La tarde se anima. José se coloca en una esquina, junto al altavoz donde retumba reguetón clásico. La lista de música parece que no se ha actualizado desde que comenzó la pandemia. Bad Bunny acaba de sacar nuevo disco, pero aquí Daddy Yankee sigue siendo el rey. Llama la atención la cantidad de policía que hay este año en San Isidro. “Nunca he visto tantas ganas de pelea en los chavales como ahora”, asegura el feriante.
José tiene ganas de retirarse, de dejar la carretera. “Con una pensión de 200 euros me conformo. Eso y una mujer que me quiera”, bromea.

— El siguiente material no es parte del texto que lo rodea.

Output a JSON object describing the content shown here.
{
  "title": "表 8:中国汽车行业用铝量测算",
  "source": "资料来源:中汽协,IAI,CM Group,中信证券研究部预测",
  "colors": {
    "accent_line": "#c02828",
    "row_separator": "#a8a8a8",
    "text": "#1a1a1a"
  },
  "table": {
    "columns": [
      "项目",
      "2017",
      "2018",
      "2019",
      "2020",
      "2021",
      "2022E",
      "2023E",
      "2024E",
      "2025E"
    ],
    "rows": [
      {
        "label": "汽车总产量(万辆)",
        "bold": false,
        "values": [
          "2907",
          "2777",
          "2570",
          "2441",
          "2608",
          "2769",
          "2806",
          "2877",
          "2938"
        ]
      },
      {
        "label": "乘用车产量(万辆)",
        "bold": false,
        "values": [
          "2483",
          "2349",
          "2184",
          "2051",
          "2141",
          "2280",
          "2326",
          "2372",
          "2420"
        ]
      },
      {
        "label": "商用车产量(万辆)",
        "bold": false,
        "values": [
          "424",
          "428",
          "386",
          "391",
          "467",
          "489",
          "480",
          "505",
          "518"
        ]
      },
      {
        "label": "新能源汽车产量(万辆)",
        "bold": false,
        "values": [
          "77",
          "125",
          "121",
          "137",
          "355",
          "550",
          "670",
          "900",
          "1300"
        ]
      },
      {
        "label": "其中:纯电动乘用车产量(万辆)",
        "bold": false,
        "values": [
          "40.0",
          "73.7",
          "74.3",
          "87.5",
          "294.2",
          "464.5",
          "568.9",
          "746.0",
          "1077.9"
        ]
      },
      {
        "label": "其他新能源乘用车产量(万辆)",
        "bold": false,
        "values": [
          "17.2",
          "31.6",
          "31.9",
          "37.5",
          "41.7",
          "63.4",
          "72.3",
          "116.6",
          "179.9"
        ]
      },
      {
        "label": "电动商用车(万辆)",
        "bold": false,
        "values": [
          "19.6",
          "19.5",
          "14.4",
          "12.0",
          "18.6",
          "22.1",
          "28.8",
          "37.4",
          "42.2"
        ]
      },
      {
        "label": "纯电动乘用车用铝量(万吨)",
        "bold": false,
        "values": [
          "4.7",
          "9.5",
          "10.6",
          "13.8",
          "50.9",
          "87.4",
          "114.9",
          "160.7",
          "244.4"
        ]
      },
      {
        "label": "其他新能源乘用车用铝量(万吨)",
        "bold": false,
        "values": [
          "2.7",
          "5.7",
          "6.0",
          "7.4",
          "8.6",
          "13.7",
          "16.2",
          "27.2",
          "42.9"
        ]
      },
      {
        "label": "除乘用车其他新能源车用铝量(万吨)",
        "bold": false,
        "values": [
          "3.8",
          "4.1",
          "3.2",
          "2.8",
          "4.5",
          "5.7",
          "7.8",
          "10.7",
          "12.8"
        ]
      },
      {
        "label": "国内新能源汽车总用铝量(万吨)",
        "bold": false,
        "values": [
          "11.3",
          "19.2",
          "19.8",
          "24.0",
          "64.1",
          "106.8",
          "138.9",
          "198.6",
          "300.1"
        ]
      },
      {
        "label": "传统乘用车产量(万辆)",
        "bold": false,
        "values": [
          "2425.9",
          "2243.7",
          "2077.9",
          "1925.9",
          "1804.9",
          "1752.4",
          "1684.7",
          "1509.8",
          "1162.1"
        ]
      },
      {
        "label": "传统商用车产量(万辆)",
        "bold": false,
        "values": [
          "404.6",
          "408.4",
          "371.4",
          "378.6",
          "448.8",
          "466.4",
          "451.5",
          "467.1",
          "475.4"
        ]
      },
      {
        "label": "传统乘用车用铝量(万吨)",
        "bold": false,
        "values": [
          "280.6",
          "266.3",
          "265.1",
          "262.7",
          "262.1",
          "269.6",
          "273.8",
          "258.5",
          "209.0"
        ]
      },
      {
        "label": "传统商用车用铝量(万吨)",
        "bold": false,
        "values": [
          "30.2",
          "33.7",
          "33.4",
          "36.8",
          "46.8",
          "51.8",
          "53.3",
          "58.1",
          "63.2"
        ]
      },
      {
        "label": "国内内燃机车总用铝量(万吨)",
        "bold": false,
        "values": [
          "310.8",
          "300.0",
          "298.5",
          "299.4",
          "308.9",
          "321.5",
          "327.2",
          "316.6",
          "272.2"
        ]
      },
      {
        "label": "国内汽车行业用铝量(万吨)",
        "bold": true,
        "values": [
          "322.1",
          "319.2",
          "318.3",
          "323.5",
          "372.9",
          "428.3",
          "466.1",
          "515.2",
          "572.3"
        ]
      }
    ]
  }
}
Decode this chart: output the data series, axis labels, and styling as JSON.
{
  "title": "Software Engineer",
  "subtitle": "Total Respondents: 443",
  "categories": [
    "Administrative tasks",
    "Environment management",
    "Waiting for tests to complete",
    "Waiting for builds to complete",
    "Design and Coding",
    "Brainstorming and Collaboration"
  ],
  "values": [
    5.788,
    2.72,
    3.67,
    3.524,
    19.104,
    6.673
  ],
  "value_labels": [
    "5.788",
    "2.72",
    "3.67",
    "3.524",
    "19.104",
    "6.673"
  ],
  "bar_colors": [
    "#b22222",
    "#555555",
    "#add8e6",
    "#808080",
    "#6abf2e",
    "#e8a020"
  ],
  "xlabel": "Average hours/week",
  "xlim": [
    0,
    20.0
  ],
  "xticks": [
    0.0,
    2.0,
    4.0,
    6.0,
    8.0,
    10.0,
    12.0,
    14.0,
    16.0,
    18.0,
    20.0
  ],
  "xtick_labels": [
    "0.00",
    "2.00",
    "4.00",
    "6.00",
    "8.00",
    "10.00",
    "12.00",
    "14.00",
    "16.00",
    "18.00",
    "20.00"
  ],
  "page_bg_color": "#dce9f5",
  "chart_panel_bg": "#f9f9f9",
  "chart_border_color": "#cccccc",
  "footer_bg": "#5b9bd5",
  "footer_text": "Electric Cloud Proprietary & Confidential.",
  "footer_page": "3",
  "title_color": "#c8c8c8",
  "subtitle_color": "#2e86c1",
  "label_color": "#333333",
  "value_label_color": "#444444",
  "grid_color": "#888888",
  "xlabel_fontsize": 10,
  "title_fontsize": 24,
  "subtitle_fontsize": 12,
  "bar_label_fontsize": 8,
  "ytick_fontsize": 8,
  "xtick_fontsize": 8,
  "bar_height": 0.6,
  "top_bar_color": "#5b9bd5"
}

Sus manos, duras y ásperas, hablan por él de todo el trabajo que lleva a las espaldas. Hoy acabará pronto, a las 12 de la noche, y se quedará hasta la una y media recogiendo todo para mañana volver a empezar.
Se anuncia el último viaje por megafonía. Un joven intenta subir a un coche con una lata de cerveza. José, implacable, lo impide. Un gesto con el dedo le basta para que el chico agache la cabeza y salga fuera a beberse el culín. Nada de alcohol en la “autopista Hollywood” mientras él la dirija con puño de hierro.